Intrusive Forms
- The lava that is discharged during volcanic eruptions on cooling develops into igneous rocks.
- The cooling may take place either on arriving at the surface or also while the lava is still in the crustal portion.
- According to the location of the cooling of the lava, igneous rocks are categorised as plutonic rocks and volcanic rocks.
- The lava that cools inside the crustal portions takes diverse forms.
- These forms are called intrusive forms.
- Batholiths
- It is a large body of magmatic material that cools in the deeper depth of the crust moulds, in the form of large domes.

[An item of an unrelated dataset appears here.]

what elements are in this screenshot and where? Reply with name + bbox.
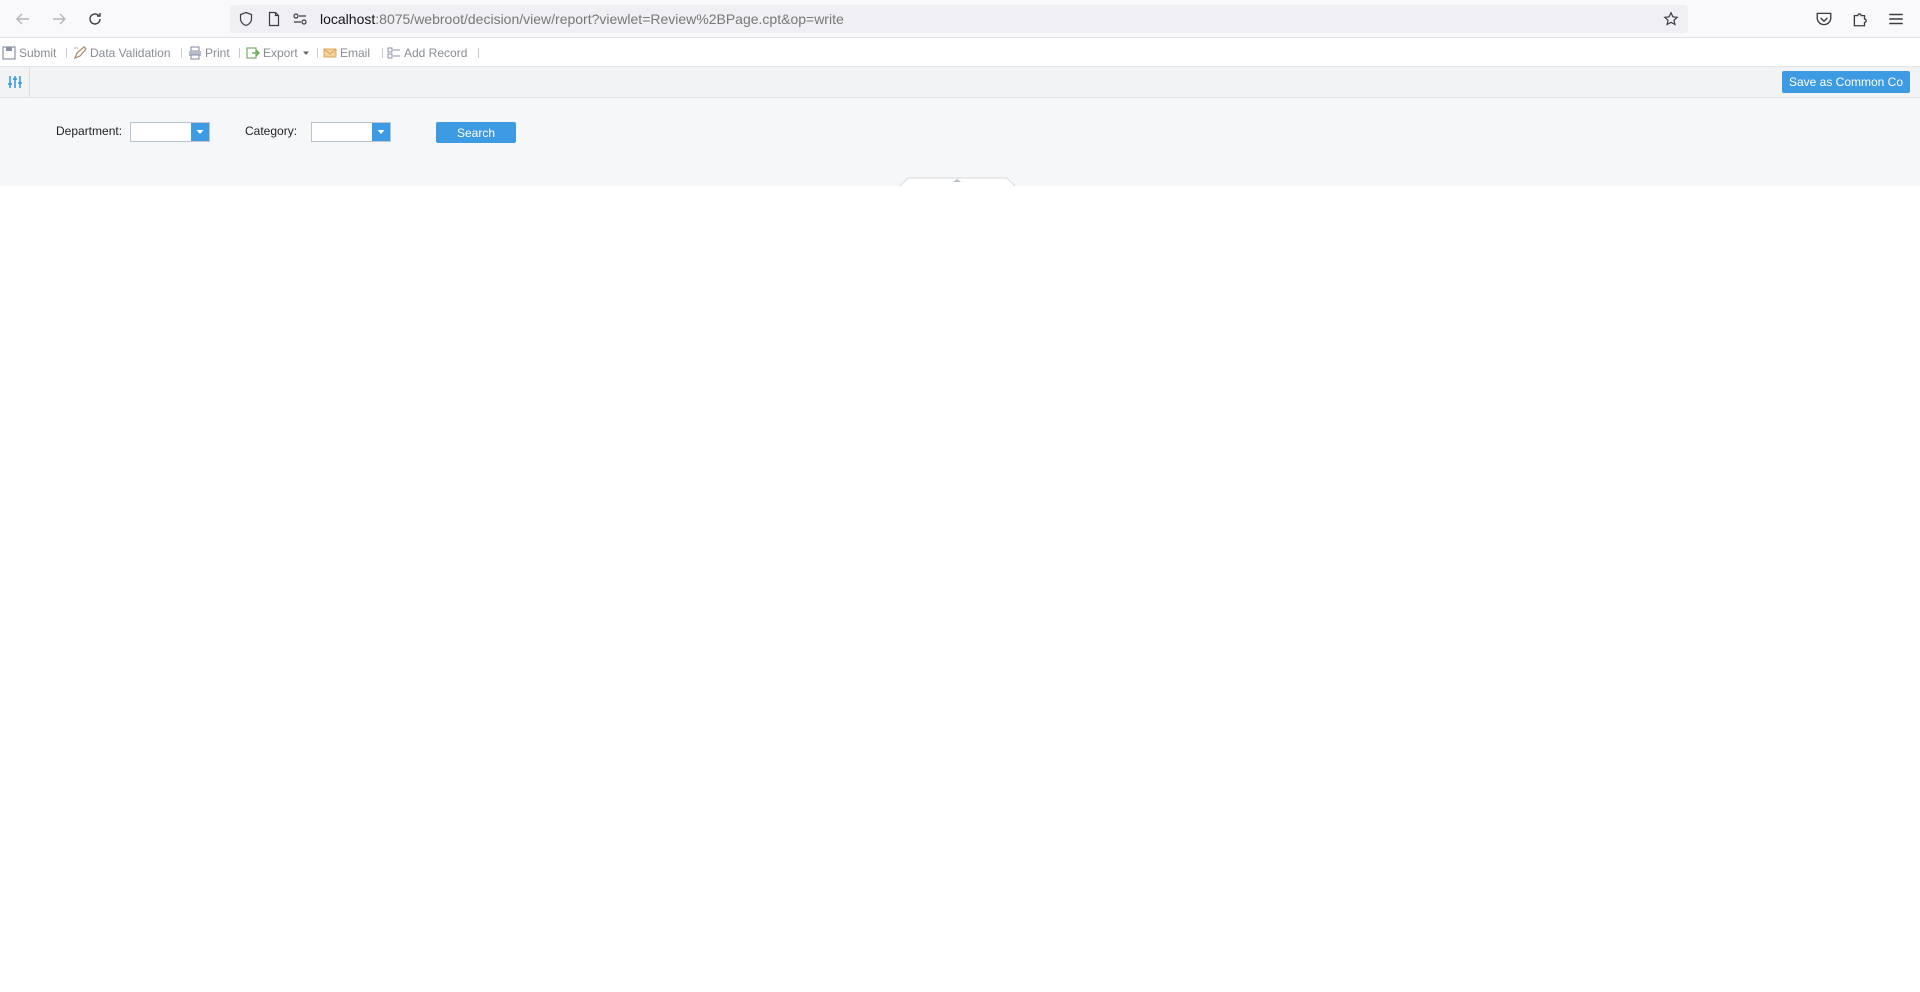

- They appear on the surface only after the denudation processes eliminate the overlying materials.
- These are granitic bodies
- Laccoliths
- These are large dome-shaped intrusive bodies with a level base and linked by a pipe-like channel from below.
- It bears a similarity to the surface volcanic domes of the composite volcano, only these are located at deeper depths.
- It can be considered as the localised source of lava.
- Lopolith
- A lopolith is a large igneous intrusion which is lenticular in shape with a depressed central region.
- Lopoliths are generally concordant with the intruded strata with dike or funnel-shaped feeder bodies below the body.
- Phacolith
- It is a wavy mass of intrusive rocks found at the base of synclines.
- Sills
- The near horizontal bodies of the intrusive igneous rocks are called sill.
- Dykes
- Dykes are the most commonly found intrusive forms in the western Maharashtra area.
- When the lava makes its channel through cracks and the fissures, it solidifies almost perpendicular to the ground.
- This gets cooled in the same position to grow a wall-like structure. Such structures are known as dykes.